Agile coaches play a vital role in enterprise-wide agile transformations. To develop enough coaches, companies should create specialized training academies.

Companies are increasingly looking to infuse agility into their operating models. However, as organizations attempt to scale these efforts across their entire business, new challenges that simply didn’t exist at the micro level are beginning to surface. These challenges are especially prevalent where traditional organization silos need to interact.

The big realization for many companies is that scaling agile is not simply a matter of replicating agile practices across more teams. This is why trying to adapt project-management offices (PMOs) to support agile projects or bringing in more scrum masters is unlikely to be effective (see sidebar, “The scrum master’s role in scaling agile”). Rather, agility as an operating model requires the rewiring of core enterprise-wide processes. With this comes a need for the organization to operate differently.
The degree of change required to adopt agile ways of working across an entire organization is simply too large to repurpose existing roles and structures. Only by investing in agility coaches—and a comprehensive program to identify, train, and support them—can companies expect to scale and sustain agile across the enterprise.

To ensure the success of the agility coaching academy, it is critical to have the right support and leadership structure.

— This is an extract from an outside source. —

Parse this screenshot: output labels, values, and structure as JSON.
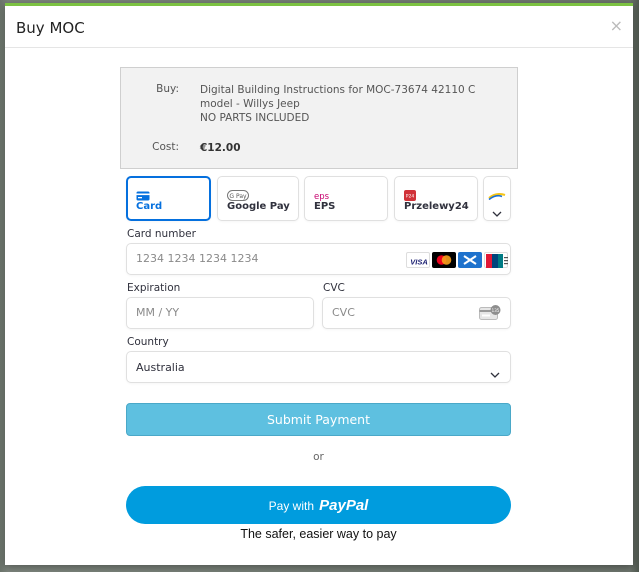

Typically, the academy is led by a full-time executive who reports to either the CHRO or some other member of the C-suite depending on who is really driving the agile transformation—it could be the CIO, the head of transformation, or the COO. The academy lead is accountable for the following:

  • Setting the strategy and defining the delivery road map for the academy
  • Running the day-to-day operations of the academy, such as building and refining the academy backlog
  • Leading the recruitment of coaches
  • Overseeing learning and development of the trainee agility coaches, and administering the learning and development of graduated coaches
  • Defining the evaluation criteria and mechanisms to measure effectiveness of the agility coaches
  • Deploying the right agility coaches to the right areas and teams
  • Overseeing performance evaluations for the agility coach cohort

More: https://www.mckinsey.com/business-functions/

By Amit Anand, Sahil Merchant, Arun Sunderraj, and Belkis Vasquez-McCall

About the authors: Amit Anand is a senior expert in McKinsey’s Sydney office, Sahil Merchant is a partner in the Melbourne office, Arun Sunderraj is a digital expert in the New York office, and Belkis Vasquez-McCall is a partner in the New Jersey office.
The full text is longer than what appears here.